25.2 Operator agrees that any unauthorized and/or unlawful use of the Webmation Platform would result in irreparable injury to Webmation for which monetary damages would be inadequate. In such event, Webmation shall have the right, in addition to other remedies available to it pursuant to the Agreement, to immediate injunctive relief against Operator without the need to post a bond. Nothing contained in the Agreement shall be construed to limit any legal remedies available to Webmation.
25.3 Webmation and Operator are independent contractors, and nothing in the Agreement will create any partnership, joint venture, agency, franchise, sales representative or employment relationship between the parties. Operator has no authority to make or accept any offers or representations on behalf of Webmation. Operator is prohibited from making any statement, whether on the Webmation Platform or otherwise, that could possibly contradict anything in this Section 25.3.
25.4 To the extent that anything in or associated with the Site, Webmation Platform, Privacy Policy, or any other applicable Webmation operating rules, policies, price schedules and other supplemental terms and conditions or documents, is in conflict or inconsistent with this Services Agreement, this Services Agreement shall take precedence.
25.5 Webmation's failure to enforce any provision of the Agreement shall not be deemed a waiver of such provision nor of the right to enforce such provision.
25.6 Any attempt by any individual, whether or not Operator, to damage, destroy, tamper with, vandalize and/or otherwise interfere with the operation of the Webmation Platform is a violation of both criminal and civil law and Webmation will diligently pursue any and all remedies in this regard against any offending individual or entity to the fullest extent permissible by law and in equity.

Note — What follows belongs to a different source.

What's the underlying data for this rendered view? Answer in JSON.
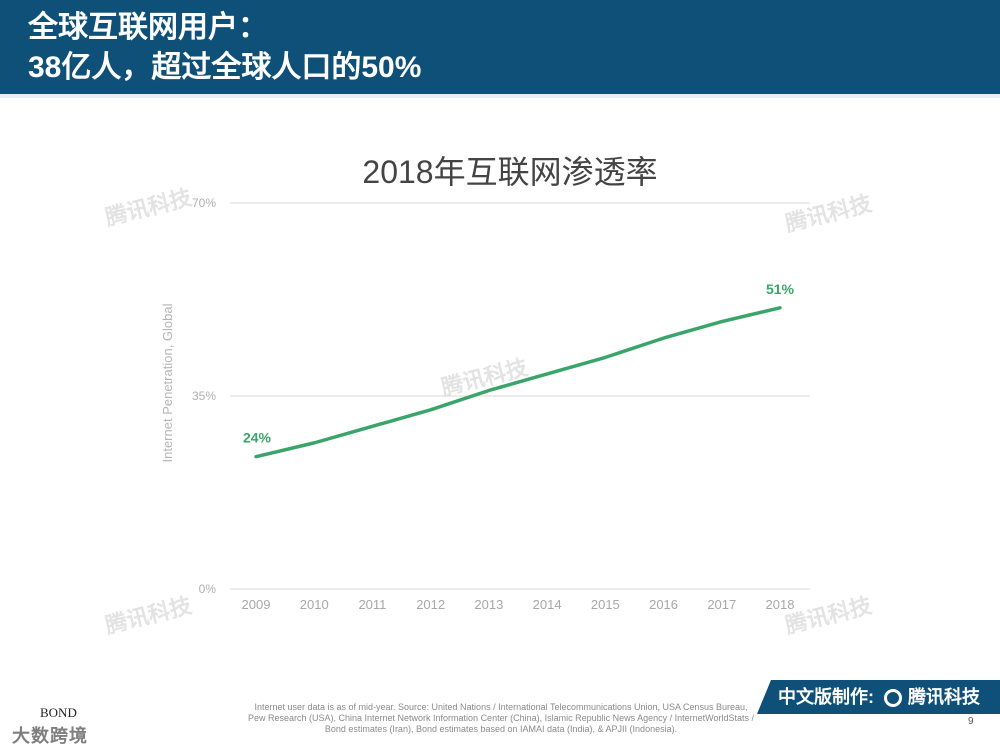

25.7 Operator is not permitted to transfer any rights and obligations pursuant to the Agreement without the express written consent of Webmation. Any attempt to do so will result in the immediate termination of the Agreement. Webmation may assign or transfer any rights and obligations pursuant to the Agreement without the consent of Operator. The Agreement will be binding on, inure to the benefit of and be enforceable against Webmation's successors and assigns.
25.8 This Service Agreement, the Privacy Policy, together with all other applicable Webmation operating rules, policies, price schedules and other supplemental terms and conditions or documents, is the entire agreement between the parties pertaining to its subject matter, and supersedes all prior written or oral agreements (including prior versions of the Agreement and any conflicting confidentiality agreements), representations, warranties or covenants between the parties with respect to such subject matter. There are no third party beneficiaries of the Agreement. The headings of sections or other subdivisions of the Agreement will not affect in any way the meaning or interpretation of the Agreement.
25.9 Webmation may provide notices to Operator by posting notices or links to notices in the Operator account area. Notices to Operator may also be made via e-mail, regular mail, overnight courier or facsimile at Operator's contact addresses of record as posted on the Site. If Operator wishes to provide notice to Webmation, such notice shall be sent through the admin control panel ticket system. Notices sent by email or telecopy, with or without electronic confirmation, will not be deemed to be valid unless actual receipt is confirmed in writing by authorized Webmation personnel.